Milchgeld, by Volker Klüpfel and Michael Kobr, is a leisurely Krimi set in the idyllic dairylands at the feet of the Bavarian Alps. They say that it gets harder to solve a murder case as each day passes, but in the Allgäu, the detective squad operates on a scale of weeks or longer, interspersing their extremely gradual collection of clues with all sorts of local-color digressions and minute character notes.

For all that, you have to like Milchgeld and its inspector, Kommissar Kluftinger – middle-aged and mildly neurotic. Kluftinger is much closer to Donna Leon's Brunetti than to Henning Mankell's Wallander.
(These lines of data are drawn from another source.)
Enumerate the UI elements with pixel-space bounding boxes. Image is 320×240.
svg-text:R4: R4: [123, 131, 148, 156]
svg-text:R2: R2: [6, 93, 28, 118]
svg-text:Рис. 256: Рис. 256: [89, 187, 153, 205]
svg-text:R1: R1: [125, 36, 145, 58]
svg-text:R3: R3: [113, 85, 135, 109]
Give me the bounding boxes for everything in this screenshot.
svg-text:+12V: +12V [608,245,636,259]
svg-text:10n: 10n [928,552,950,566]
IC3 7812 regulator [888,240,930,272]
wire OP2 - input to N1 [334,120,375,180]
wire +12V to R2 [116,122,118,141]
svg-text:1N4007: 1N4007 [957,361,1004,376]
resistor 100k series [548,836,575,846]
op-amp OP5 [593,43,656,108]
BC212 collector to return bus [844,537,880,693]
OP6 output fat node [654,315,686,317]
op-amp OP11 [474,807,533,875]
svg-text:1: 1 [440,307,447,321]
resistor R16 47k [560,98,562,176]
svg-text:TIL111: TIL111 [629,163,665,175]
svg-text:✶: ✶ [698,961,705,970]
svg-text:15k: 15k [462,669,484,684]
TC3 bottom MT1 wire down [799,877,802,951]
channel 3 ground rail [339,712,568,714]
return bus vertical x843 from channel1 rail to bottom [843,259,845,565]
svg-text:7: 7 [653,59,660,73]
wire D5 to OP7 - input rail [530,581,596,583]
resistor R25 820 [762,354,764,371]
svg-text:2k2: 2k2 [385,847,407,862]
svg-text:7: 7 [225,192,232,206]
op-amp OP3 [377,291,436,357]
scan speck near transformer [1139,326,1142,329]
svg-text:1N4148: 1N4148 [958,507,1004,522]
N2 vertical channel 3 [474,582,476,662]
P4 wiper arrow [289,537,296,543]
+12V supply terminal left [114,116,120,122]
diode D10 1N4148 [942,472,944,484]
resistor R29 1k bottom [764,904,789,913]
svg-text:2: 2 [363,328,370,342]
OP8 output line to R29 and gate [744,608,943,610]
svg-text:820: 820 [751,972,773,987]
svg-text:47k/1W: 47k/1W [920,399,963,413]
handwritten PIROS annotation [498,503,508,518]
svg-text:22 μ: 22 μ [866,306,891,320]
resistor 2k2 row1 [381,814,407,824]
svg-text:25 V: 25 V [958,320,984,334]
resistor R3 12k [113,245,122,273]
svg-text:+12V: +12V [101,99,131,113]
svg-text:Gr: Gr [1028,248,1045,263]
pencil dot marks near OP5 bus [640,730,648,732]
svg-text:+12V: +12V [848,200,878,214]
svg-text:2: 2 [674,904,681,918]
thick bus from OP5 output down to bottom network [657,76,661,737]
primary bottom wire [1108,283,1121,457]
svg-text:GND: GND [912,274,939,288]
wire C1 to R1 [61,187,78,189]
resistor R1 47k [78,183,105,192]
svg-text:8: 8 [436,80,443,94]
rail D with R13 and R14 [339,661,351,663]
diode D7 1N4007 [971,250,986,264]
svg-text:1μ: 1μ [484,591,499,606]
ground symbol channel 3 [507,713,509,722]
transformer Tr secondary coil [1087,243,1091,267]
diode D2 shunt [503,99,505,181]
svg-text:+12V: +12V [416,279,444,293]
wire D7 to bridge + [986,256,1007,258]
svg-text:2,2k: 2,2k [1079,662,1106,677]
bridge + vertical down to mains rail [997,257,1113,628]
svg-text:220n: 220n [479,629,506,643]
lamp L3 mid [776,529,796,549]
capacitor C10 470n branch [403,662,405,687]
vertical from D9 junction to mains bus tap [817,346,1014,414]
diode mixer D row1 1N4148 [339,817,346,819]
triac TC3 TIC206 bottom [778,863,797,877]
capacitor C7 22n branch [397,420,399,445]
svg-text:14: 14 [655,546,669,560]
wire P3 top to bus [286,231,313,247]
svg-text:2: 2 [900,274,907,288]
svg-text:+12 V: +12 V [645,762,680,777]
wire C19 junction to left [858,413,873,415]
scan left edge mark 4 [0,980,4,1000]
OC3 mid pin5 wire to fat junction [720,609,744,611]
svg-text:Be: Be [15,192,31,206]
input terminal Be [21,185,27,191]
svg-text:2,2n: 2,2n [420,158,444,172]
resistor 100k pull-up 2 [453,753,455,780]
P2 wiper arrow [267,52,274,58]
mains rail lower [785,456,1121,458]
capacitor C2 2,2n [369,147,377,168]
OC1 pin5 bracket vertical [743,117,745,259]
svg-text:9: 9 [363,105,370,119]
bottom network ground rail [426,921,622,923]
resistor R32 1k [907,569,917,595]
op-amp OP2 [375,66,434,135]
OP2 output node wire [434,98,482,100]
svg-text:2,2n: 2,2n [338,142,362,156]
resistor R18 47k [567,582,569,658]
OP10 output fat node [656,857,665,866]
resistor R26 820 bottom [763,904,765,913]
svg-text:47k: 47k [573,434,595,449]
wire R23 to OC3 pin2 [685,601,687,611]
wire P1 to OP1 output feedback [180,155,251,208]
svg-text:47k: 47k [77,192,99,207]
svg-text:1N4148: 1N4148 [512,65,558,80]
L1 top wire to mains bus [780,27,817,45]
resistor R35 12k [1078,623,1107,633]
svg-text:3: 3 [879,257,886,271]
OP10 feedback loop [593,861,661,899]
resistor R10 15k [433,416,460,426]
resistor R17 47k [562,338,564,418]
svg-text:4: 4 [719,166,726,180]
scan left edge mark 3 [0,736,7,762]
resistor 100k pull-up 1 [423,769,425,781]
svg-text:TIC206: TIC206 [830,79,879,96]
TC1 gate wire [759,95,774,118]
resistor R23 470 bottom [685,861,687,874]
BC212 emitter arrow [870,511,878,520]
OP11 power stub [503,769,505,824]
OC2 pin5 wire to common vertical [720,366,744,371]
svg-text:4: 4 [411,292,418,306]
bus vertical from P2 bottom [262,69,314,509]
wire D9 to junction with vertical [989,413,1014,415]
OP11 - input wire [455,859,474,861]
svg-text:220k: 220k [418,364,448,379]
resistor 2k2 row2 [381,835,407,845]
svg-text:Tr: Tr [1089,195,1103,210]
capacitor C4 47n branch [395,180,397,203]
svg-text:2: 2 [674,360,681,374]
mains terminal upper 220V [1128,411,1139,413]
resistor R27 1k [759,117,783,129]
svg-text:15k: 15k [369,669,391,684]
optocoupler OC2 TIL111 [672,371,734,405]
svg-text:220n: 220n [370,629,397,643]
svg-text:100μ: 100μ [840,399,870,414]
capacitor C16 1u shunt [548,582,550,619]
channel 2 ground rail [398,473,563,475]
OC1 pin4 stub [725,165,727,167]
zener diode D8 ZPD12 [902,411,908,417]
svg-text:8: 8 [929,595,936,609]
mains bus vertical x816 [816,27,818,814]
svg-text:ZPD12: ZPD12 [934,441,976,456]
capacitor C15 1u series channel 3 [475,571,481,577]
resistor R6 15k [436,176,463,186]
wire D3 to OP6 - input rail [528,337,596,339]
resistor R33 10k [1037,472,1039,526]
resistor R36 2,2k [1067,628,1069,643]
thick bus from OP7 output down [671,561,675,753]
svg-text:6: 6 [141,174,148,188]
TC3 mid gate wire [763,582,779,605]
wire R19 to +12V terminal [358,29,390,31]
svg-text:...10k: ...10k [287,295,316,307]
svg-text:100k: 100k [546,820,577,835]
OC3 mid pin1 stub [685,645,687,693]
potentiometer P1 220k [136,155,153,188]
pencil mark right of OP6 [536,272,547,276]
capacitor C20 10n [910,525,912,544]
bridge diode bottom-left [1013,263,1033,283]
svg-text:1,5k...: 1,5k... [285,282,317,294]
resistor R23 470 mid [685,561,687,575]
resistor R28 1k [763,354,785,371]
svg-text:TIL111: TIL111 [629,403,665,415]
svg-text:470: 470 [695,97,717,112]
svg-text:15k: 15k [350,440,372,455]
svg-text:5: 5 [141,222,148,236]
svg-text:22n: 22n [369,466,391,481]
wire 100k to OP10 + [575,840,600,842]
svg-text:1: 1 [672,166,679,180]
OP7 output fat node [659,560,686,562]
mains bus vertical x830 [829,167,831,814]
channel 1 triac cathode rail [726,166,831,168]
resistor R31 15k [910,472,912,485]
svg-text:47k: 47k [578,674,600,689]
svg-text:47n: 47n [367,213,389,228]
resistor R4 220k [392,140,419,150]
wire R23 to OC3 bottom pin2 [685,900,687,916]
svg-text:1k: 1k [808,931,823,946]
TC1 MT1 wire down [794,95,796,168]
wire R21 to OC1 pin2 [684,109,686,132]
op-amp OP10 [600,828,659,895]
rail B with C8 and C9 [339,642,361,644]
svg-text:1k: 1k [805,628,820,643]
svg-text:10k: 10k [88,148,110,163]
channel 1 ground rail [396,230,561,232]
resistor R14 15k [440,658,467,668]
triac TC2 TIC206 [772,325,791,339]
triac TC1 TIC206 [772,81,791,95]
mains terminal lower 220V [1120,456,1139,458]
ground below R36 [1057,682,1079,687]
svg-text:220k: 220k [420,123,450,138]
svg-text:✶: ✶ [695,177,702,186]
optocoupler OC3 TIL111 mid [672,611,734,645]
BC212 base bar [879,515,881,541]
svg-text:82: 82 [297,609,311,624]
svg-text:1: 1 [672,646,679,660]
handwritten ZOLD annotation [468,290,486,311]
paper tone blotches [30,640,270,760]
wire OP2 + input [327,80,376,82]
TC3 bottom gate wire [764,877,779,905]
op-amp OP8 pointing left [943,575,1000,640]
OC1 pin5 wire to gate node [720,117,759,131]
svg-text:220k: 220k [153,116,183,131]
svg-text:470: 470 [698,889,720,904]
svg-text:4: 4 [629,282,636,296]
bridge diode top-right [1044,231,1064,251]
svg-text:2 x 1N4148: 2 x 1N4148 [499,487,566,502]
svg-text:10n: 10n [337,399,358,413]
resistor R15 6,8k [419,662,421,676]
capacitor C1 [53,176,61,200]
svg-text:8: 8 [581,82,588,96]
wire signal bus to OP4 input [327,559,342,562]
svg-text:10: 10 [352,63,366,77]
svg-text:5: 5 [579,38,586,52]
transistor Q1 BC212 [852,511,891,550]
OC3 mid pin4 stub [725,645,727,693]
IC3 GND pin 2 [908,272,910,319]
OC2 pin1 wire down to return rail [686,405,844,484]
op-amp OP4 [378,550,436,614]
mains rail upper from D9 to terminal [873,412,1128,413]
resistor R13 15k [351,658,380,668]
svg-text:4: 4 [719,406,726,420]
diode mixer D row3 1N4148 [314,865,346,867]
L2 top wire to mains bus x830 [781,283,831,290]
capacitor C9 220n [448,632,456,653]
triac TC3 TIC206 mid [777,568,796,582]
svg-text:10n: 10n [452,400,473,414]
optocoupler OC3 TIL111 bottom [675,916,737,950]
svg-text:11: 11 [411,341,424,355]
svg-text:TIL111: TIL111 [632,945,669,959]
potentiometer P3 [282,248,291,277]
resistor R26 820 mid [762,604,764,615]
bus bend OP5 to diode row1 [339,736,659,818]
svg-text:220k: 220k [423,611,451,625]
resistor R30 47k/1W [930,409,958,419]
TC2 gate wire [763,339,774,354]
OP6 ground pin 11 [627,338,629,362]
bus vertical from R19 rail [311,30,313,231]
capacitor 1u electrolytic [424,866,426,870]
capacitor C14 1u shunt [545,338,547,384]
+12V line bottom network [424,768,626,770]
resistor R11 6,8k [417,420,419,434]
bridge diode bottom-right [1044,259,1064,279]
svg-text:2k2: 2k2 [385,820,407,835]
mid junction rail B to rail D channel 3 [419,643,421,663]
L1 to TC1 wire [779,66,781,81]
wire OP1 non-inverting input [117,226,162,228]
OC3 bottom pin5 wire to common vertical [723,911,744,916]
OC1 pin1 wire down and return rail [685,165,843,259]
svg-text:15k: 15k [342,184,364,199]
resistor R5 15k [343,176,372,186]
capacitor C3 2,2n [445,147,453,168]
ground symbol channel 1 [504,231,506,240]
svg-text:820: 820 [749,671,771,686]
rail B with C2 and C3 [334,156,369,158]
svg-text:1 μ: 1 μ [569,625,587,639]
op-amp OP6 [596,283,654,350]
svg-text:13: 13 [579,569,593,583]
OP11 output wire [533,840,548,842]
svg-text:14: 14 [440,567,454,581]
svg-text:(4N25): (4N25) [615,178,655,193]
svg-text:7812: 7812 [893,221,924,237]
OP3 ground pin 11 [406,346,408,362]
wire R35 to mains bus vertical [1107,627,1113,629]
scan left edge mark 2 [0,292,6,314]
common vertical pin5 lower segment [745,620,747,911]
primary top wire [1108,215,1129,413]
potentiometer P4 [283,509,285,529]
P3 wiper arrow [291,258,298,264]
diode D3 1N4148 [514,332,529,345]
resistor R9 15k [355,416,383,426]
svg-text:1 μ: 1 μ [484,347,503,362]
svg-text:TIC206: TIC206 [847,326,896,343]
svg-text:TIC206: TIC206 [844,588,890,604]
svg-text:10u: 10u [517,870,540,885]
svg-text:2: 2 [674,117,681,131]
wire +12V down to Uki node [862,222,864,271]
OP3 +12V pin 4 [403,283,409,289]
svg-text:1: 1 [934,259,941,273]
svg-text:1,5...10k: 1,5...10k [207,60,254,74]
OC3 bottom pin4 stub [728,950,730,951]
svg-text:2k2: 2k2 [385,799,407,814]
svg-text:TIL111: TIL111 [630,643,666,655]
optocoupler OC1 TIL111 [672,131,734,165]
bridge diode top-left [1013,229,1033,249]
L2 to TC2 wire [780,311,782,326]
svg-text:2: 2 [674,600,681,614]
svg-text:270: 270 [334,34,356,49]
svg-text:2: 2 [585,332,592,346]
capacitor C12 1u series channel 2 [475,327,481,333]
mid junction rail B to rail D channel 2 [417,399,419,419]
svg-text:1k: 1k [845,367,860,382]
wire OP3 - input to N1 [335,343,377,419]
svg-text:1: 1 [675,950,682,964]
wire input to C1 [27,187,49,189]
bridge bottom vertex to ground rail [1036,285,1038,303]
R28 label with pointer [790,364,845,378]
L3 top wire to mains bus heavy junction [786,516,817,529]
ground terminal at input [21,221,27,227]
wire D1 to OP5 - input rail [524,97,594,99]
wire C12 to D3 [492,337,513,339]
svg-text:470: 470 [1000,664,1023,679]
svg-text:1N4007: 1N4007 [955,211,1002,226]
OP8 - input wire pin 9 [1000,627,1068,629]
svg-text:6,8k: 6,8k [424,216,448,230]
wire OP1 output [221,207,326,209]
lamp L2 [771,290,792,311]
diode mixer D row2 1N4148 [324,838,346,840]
Kluftinger is set in his ways and can be prickly at times, but he seems driven by no demon stronger than occasional indigestion.

Milchgeld means "milk money," and becomes the occasion for puns at several points in the novel. Alfred Komarek's Polt muß weinen features murder against a background of Austrian wine production; Arnaldur Indriðason's Todesrosen sets murder in the context of Icelandic fishing quotas; Milchgeld gives us intrigue and death in the cheese industry of Bavaria.

Kluftinger has more than a professional interest in cheese. He is torn from a dish of his beloved Kässpatzen by a call from his office: a top cheese scientist has been strangled with a curtain cord. What kind of curtain cord, Kluftinger's wife asks. There are different kinds? Kluftinger replies.

It's that sort of detective novel, a cosy despite the deadly earnestness of its perps and the midlife crises of its protagonist. Yet as with many a corporate Krimi, there is an undertone of serious analysis. The fat foothills of the south of Germany, with their family farms and personable, individually-belled cows, are giving way to agribusiness. To keep pace with the behemoths in the field, smaller cheese manufacturers are under pressure to rush production schedules, to cut safety corners, to source doubtfully, to create foods that are more and more artificial. There's Geld in the resulting Schnellkäse, but there's also the loss of a way of life, and stress that explodes into murder.

Klüpfel, Volker, and Michael Kobr. Milchgeld. 2006. München: Piper, 2008.